Solitary bone plasmacytoma primarily affects the axial skeleton, with rare upper cervical spine involvement. Diagnostic criteria include histological confirmation, normal bone marrow analysis, unremarkable imaging (except for the primary lesion), and absence of end-organ damage related to lymphoplasmacytic proliferative disorders. Clinical presentation is nonspecific, and MRI is valuable for soft tissue assessment. Radiotherapy is the primary treatment, with surgery reserved for specific indications.

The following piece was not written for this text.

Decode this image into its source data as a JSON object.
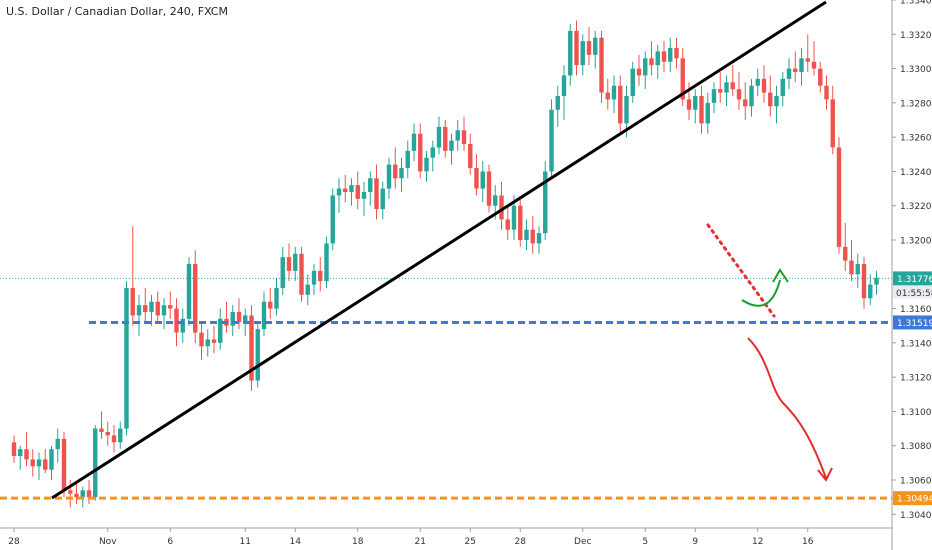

Solitary bone plasmacytoma is a rare condition with a favorable prognosis when promptly managed. This case underscores the importance of early diagnosis and treatment to prevent recurrence or multiple myeloma progression. A multidisciplinary approach, including surgery when necessary, is crucial for optimal outcomes.
浆细胞瘤是一种罕见的血液系统恶性肿瘤,其预后比多发性骨髓瘤更有利。本病例报告聚焦于颅颈交界区(CVJ)的一种独特的孤立性骨浆细胞瘤(SBP),通过手术和放疗进行治疗。
一名50岁患者出现颈部疼痛和颈臂神经痛加重4个月。尽管进行了治疗和物理治疗,症状仍持续存在。临床检查发现颈部僵硬,无运动或感觉障碍。X线片和磁共振成像(MRI)显示有一个累及枢椎的病变,无不稳定迹象。CT引导下活检结果不明确。为解决不稳定问题并明确诊断,对C2后弓进行了刮除活检,随后使用髂骨移植进行枕骨至C4融合。组织学检查确诊为SBP。给予辅助放疗和化疗。在四年随访中,无多发性骨髓瘤进展,但报告颈部活动受限,影像学检查显示融合稳定。
孤立性骨浆细胞瘤主要累及中轴骨骼,累及上颈椎者罕见。诊断标准包括组织学确诊、骨髓分析正常、影像学检查无异常(原发灶除外)以及无与淋巴浆细胞增殖性疾病相关的终末器官损害。临床表现不具特异性,MRI对软组织评估有价值。放疗是主要治疗方法,手术仅用于特定指征。
孤立性骨浆细胞瘤是一种罕见疾病,及时治疗预后良好。本病例强调了早期诊断和治疗以预防复发或多发性骨髓瘤进展的重要性。多学科方法,必要时包括手术,对取得最佳治疗效果至关重要。